Faculty Profile

Heather Bedi

Assistant Professor of Environmental Studies (2014)

Contact Information

bedih@dickinson.edu

Kaufman Hall Room 110
717.254.8168

Bio

Grounded in political ecology and development, Dr. Bedi’s research examines how mining, land, and industrialization projects and policies are experienced and contested in South Asia and the United States. She has published on Special Economic Zones and land-use protest (Contemporary South Asia), the fallacies of mining environmental impact assessments (Development and Change), the human rights and agricultural implications of resource extraction (Geoforum), the geographies of contested corporate capitalism and development (Geoforum), and the judicialization of environmental claims in India (forthcoming). An advocate of place based learning and teaching, Dr. Bedi’s nascent research examines energy activism through the lens of hydraulic fracturing in Pennsylvania.

Education

  • B.A., Occidental College, 2000
  • M.S., University of Michigan, 2002
  • Ph.D., University of Cambridge, 2012

2015-2016 Academic Year

Fall 2015

SOCI 230 Environmental & Social Justice
Cross-listed with ENST 311-04.This course reviews social inequities in relation to environmental issues. We examine the social construction of notions of equity and justice, and apply this learning to understand how societies frame environmental risk. Drawing from domestic and international case studies, we will explore how marginalized communities disproportionately experience environmental externalities. The social and environmental consequences of uneven development across places exemplify justice and capitalism contradictions.
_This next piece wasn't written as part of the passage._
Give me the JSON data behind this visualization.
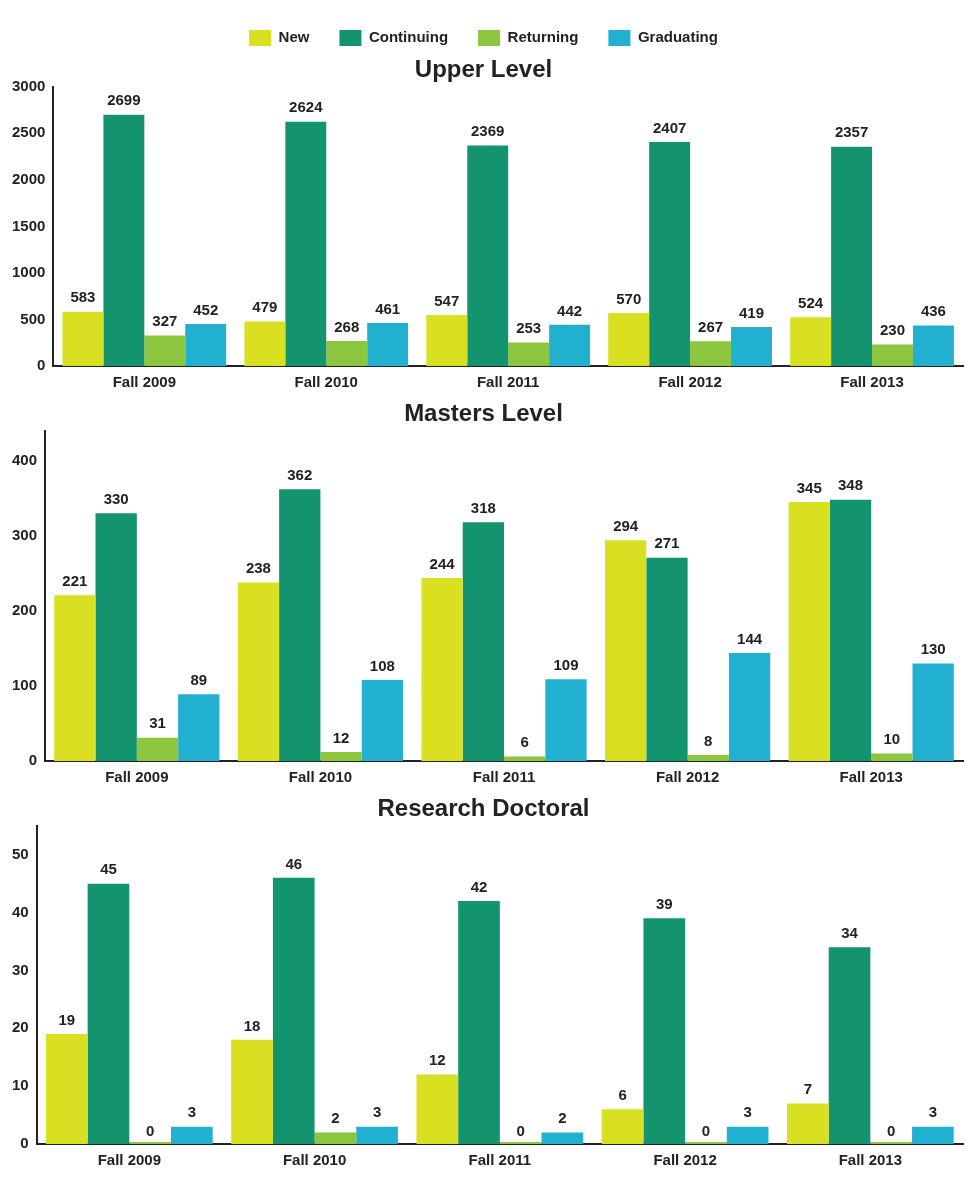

A review of community agency to re-appropriate or reframe their environment will allow us to explore collective action to contest social and environmental injustices.

ENST 311 Environmental & Social Justice
Cross-listed with SOCI 230-05.This course reviews social inequities in relation to environmental issues. We examine the social construction of notions of equity and justice, and apply this learning to understand how societies frame environmental risk. Drawing from domestic and international case studies, we will explore how marginalized communities disproportionately experience environmental externalities. The social and environmental consequences of uneven development across places exemplify justice and capitalism contradictions. A review of community agency to re-appropriate or reframe their environment will allow us to explore collective action to contest social and environmental injustices.

ENST 330 Env Disruption & Pol Analysis
This course examines the effect of environmental policies on environmental quality, human health and/or the use of natural resources at local, national and international levels. It considers the ways scientific knowledge, economic incentives and social values merge to determine how environmental problems and solutions are defined, how risks are assessed and how and why decisions are made. The course examines a range of tools, processes and patterns inherent in public policy responses and covers issues ranging from air and water pollution and toxic and solid waste management to energy use, climate change and biodiversity protection. A combination of lectures, case studies, and field trips will be used. Prerequisite: 131 and 132 or 130, or permission of instructor. This course fulfills the WID graduation requirement.

ENST 406 Environmentalism & Capitalism
Some argue that a livable planet and capitalism are not compatible. Others contend that environmentalism is not equipped to address contemporary ecological and social challenges, and that the environmental movement has become a special interest. As a capstone in Environmental Studies and Science, this course will examine assertions about modern environmentalism and capitalism from natural science, social science, and humanities perspectives. Following a review of key course concepts, we will explore differing ideas on the use or abuse of capitalism as a tool to address environmental problems and related ecological and social outcomes. Students will select case studies of interest that exemplify the opportunities and contradictions associated with efforts to address environmental and social concerns in an era of capitalism. For example, students could examine a range of issues that explore the commodification of nature and people including: payment for ecosystem services; carbon trading; royalty payments for resource extraction; economic valuation of human life; environmental health offsets; etc.. Student topics will frame the focal areas for course case studies, and will allow us to examine capitalism and environmentalism in practice.